(1.) THIS Writ Petition has been filed for quashing the disciplinary proceeding and to absorb the Petitioner in the post of Senior Assistant with effect from 20th October, 1989 and to publish a fresh gradation list quashing the promotion of Opposite Party No. 2 being in contravention of the direction issued by this Court in OJC No. 13570 of 1999 and many other reliefs.
(2.) THE misc. case has been filed submitting that Petitioner has made attempts to get the case listed for speedy disposal as it is taking much time and is not being listed out of turn. In the application he has made prayer to transfer the matter from a particular Bench and to list it before another Bench. Thus, the question does arise as to whether such a prayer is permissible.
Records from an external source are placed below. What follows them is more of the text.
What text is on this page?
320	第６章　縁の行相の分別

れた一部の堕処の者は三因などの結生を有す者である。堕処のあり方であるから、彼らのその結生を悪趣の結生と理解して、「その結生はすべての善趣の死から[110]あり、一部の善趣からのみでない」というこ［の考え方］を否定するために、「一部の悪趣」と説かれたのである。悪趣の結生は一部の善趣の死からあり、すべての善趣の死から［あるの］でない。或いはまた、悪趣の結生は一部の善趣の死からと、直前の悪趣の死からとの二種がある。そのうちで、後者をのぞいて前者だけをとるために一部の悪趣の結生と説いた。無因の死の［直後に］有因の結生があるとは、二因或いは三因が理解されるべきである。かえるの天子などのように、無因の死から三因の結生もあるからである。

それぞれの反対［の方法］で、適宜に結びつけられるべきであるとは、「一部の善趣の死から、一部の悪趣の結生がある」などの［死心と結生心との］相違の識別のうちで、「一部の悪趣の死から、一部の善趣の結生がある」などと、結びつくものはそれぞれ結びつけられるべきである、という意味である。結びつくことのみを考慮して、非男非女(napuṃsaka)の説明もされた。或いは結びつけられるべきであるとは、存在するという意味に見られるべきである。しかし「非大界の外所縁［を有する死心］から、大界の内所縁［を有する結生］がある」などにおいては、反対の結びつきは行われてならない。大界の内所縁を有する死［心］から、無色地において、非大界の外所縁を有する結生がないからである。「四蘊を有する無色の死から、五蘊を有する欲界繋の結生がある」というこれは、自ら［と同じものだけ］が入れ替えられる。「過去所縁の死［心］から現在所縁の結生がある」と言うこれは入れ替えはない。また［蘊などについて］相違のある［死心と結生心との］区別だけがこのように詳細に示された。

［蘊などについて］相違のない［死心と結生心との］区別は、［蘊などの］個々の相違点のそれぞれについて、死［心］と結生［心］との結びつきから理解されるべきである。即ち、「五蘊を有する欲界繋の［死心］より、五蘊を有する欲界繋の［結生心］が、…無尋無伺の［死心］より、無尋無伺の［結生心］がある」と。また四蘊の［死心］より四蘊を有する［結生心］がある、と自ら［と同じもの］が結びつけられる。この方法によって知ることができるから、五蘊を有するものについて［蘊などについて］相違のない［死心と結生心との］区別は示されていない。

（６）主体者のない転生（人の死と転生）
(3.) THOUGH the Petitioner has not complained anything against any Hon'ble Judge but asking the Court not to list the matter before a "particular Bench" amounts impliedly leveling allegations of mala fide and bias against a particular Hon'ble Judge. There may be a case where allegations may be made against the Judge of being bias, prejudice at any stage of the proceedings and there may be some substance in it or may be made to avoid the said Bench if a party apprehends that the Judgment may be delivered against him. Such an opinion may be formed by the party taking into consideration the opinion expressed by the Court during the course of argument. Different standard of proof is required from that of the administrative authority. The Correct legal position in this regard has been that unless a prior policy statement shows a final and irrevocable decision and foreclosing of the mind of the authority as to the merits of the case before it, it would not operate as a disqualification and there cannot be a case of malice or bias. In case such statements are to disable an official from acting as an adjudicatory authority on the ground of bias, then it will be disastrous to the system as a whole for the reason that a Judge has no interest personally in the outcome of the controversy and is still willing and ready to hear the arguments and reconsider the point of law even if it had already been settled, otherwise the question of providing for the remedy of review could not have arisen. Thus, so long as adjudicator's mind is irrevocably closed and the opinion expressed by him is free from any extraneous consideration, there is no question of entertaining the apprehension of the party, even though his predisposition to certain issues is known to the parties.